Other Scientific, Health, Political, Economics, and Business Items of Note - plus Miscellanea

  • What Comes of Solar Power When the Sun's Eclipsed (Bloomberg Businessweek)   The last time a total eclipse cast a shadow across the entirety of the U.S., from West Coast to East, was 99 years ago. Back then, the modern power grid was just getting started, and harnessing the sun’s energy on a widespread scale was little more than a notion in the minds of scientists. On Aug. 21, when the moon will completely obscure the sun across a swath of the U.S., the rare daytime darkness will affect a real -- though still small -- segment of the energy supply.

  • Record Low Volatility (The Daily Shot)  Up to last week the number of days with market declines of 1% or more was at record lows. Will the trend change going forward?

  • Neo-Nazis Expose the Internet's Big Weakness (Bloomberg)  An obscure internet executive’s decision to shut down a neo-Nazi website has rightly sparked a debate about how to govern the global computer network. On a technical level, though, it also demonstrates how vulnerable this supposedly resilient mode of communication has become.  In fact the supposedly distributed communications system has become far too centralized and therefore susceptible to severe censorship.

The Daily Stormer, which spreads neo-Nazi propaganda using cartoon frogs and anime avatars, was far from the most beloved page on the web. The site had already relocated to a Russian domain after multiple U.S. registrars canceled its name registration. Then Matthew Prince, CEO of content network provider Cloudflare, delivered the decisive blow, explaining in a company-wide email that "the people behind the Daily Stormer are assholes and I’d had enough.”
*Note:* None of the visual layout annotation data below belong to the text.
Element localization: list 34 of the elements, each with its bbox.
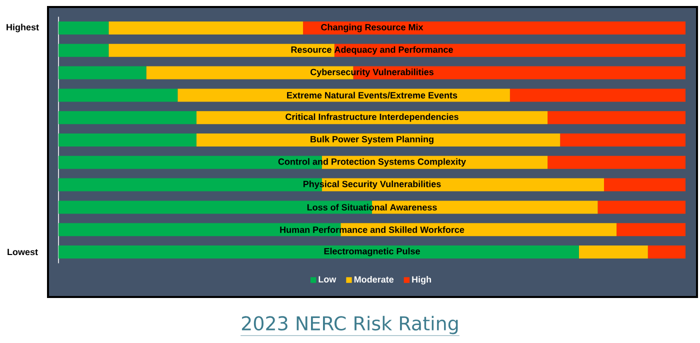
text: Lowest	[8, 248, 38, 256]
y-tick-label: Extreme Natural Events/Extreme Events	[287, 92, 458, 99]
bar	[548, 156, 686, 169]
bar	[648, 246, 686, 259]
bar	[548, 111, 686, 124]
bar	[58, 111, 196, 124]
y-tick-label: Changing Resource Mix	[321, 24, 424, 32]
bar	[58, 246, 579, 259]
bar	[616, 223, 686, 236]
bar	[578, 246, 648, 259]
bar	[58, 88, 178, 102]
bar	[58, 44, 109, 57]
bar	[303, 22, 686, 35]
bar	[58, 134, 196, 147]
bar	[108, 22, 304, 35]
bar	[604, 178, 686, 192]
legend-label: Low	[318, 276, 336, 282]
bar	[510, 88, 686, 102]
bar	[58, 22, 109, 35]
bar	[334, 44, 686, 57]
bar	[58, 66, 146, 80]
bar	[560, 134, 686, 147]
y-tick-label: Bulk Power System Planning	[310, 136, 434, 144]
y-tick-label: Electromagnetic Pulse	[324, 248, 420, 256]
bar	[196, 134, 560, 147]
y-tick-label: Critical Infrastructure Interdependencies	[286, 113, 458, 122]
text: 2023 NERC Risk Rating	[242, 316, 458, 334]
legend-label: High	[412, 276, 431, 284]
legend-label: Moderate	[354, 276, 394, 283]
y-tick-label: Resource Adequacy and Performance	[291, 46, 453, 55]
text: Highest	[6, 24, 39, 32]
bar	[196, 111, 548, 124]
bar	[598, 200, 686, 214]
bar	[108, 44, 334, 57]
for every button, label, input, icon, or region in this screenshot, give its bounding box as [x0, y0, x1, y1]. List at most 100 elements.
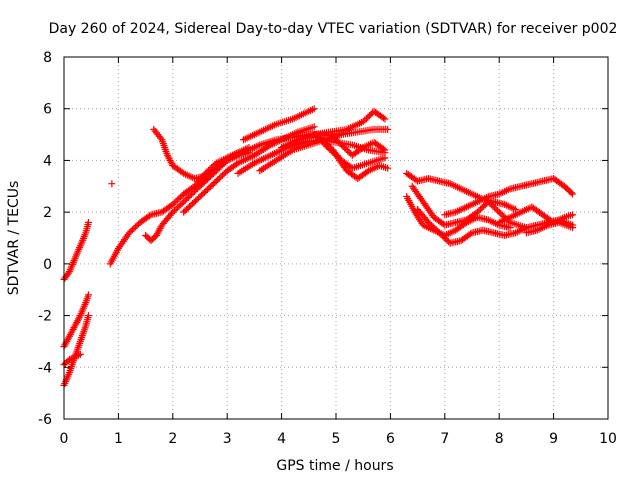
x-axis-label: GPS time / hours	[276, 458, 393, 474]
data-point	[486, 199, 494, 207]
data-point	[178, 199, 186, 207]
data-point	[428, 221, 436, 229]
series-arc-x	[522, 218, 577, 237]
data-point	[367, 110, 375, 118]
data-point	[183, 195, 191, 203]
data-point	[480, 202, 488, 210]
x-tick-label: 5	[332, 431, 341, 447]
y-tick-label: -4	[38, 360, 52, 376]
data-point	[181, 196, 189, 204]
data-point	[212, 167, 220, 175]
data-point	[491, 204, 499, 212]
data-point	[84, 312, 92, 320]
data-point	[125, 229, 133, 237]
data-point	[217, 173, 225, 181]
data-point	[310, 105, 318, 113]
data-point	[473, 208, 481, 216]
data-point	[75, 313, 83, 321]
series-arc-k	[240, 105, 318, 144]
data-point	[173, 196, 181, 204]
data-point	[379, 114, 387, 122]
data-point	[426, 220, 434, 228]
series-arc-b	[60, 291, 92, 351]
data-point	[466, 230, 474, 238]
data-point	[437, 230, 445, 238]
series-arc-a	[60, 218, 92, 283]
y-tick-label: -2	[38, 309, 52, 325]
data-points	[60, 105, 577, 389]
data-point	[429, 223, 437, 231]
data-point	[214, 176, 222, 184]
y-tick-label: 0	[43, 257, 52, 273]
data-point	[157, 134, 165, 142]
x-tick-label: 1	[114, 431, 123, 447]
data-point	[321, 141, 329, 149]
data-point	[487, 201, 495, 209]
data-point	[381, 146, 389, 154]
series-arc-q	[327, 131, 389, 159]
data-point	[341, 144, 349, 152]
data-point	[169, 208, 177, 216]
data-point	[170, 207, 178, 215]
x-tick-labels: 0 1 2 3 4 5 6 7 8 9 10	[60, 431, 617, 447]
data-point	[108, 180, 116, 188]
data-point	[214, 165, 222, 173]
chart-title: Day 260 of 2024, Sidereal Day-to-day VTE…	[49, 21, 618, 37]
x-tick-label: 6	[386, 431, 395, 447]
data-point	[180, 198, 188, 206]
data-point	[84, 218, 92, 226]
data-point	[445, 238, 453, 246]
data-point	[379, 145, 387, 153]
series-arc-c	[60, 312, 92, 389]
data-point	[177, 193, 185, 201]
x-tick-label: 9	[549, 431, 558, 447]
data-point	[345, 148, 353, 156]
y-tick-label: -6	[38, 412, 52, 428]
data-point	[130, 224, 138, 232]
data-point	[567, 189, 575, 197]
data-point	[362, 115, 370, 123]
data-point	[492, 205, 500, 213]
series-arc-p	[321, 141, 392, 183]
data-point	[217, 162, 225, 170]
data-point	[478, 204, 486, 212]
data-point	[187, 190, 195, 198]
data-point	[169, 200, 177, 208]
data-point	[359, 118, 367, 126]
x-tick-label: 2	[168, 431, 177, 447]
x-tick-label: 0	[60, 431, 69, 447]
data-point	[175, 194, 183, 202]
data-point	[220, 170, 228, 178]
data-point	[215, 164, 223, 172]
data-point	[329, 148, 337, 156]
data-point	[84, 291, 92, 299]
data-point	[331, 135, 339, 143]
data-point	[324, 144, 332, 152]
data-point	[327, 147, 335, 155]
x-tick-label: 7	[440, 431, 449, 447]
data-point	[220, 159, 228, 167]
series-arc-e	[108, 180, 116, 188]
data-point	[310, 123, 318, 131]
data-point	[477, 205, 485, 213]
data-point	[438, 232, 446, 240]
data-point	[172, 205, 180, 213]
y-tick-label: 2	[43, 205, 52, 221]
data-point	[494, 207, 502, 215]
data-point	[481, 201, 489, 209]
data-point	[336, 139, 344, 147]
data-point	[381, 115, 389, 123]
series-arc-n	[278, 107, 389, 151]
data-point	[172, 197, 180, 205]
series-arc-v	[441, 175, 577, 219]
data-point	[145, 212, 153, 220]
y-tick-label: 4	[43, 153, 52, 169]
series-arc-d	[60, 350, 84, 369]
data-point	[212, 177, 220, 185]
data-point	[569, 190, 577, 198]
data-point	[186, 192, 194, 200]
data-point	[175, 202, 183, 210]
data-point	[173, 204, 181, 212]
data-point	[339, 142, 347, 150]
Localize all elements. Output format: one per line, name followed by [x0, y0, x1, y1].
Cloudflare was capable of shutting down The Daily Stormer thanks to the critical role the company plays in our internet infrastructure. 

  • The Growing List of Money Managers Cutting Their Exposure to Junk Bonds (Bloomberg)  Investors overseeing about $1.1 trillion have been cutting exposure to the world’s riskiest corporate debt as rates grind too low to compensate for potential risks.  Even after a selloff last week amid rising tensions between the U.S. and North Korea, a Bloomberg Barclays index of global junk bonds still yields 5.3 percent, 100 basis points below the average for the past five years.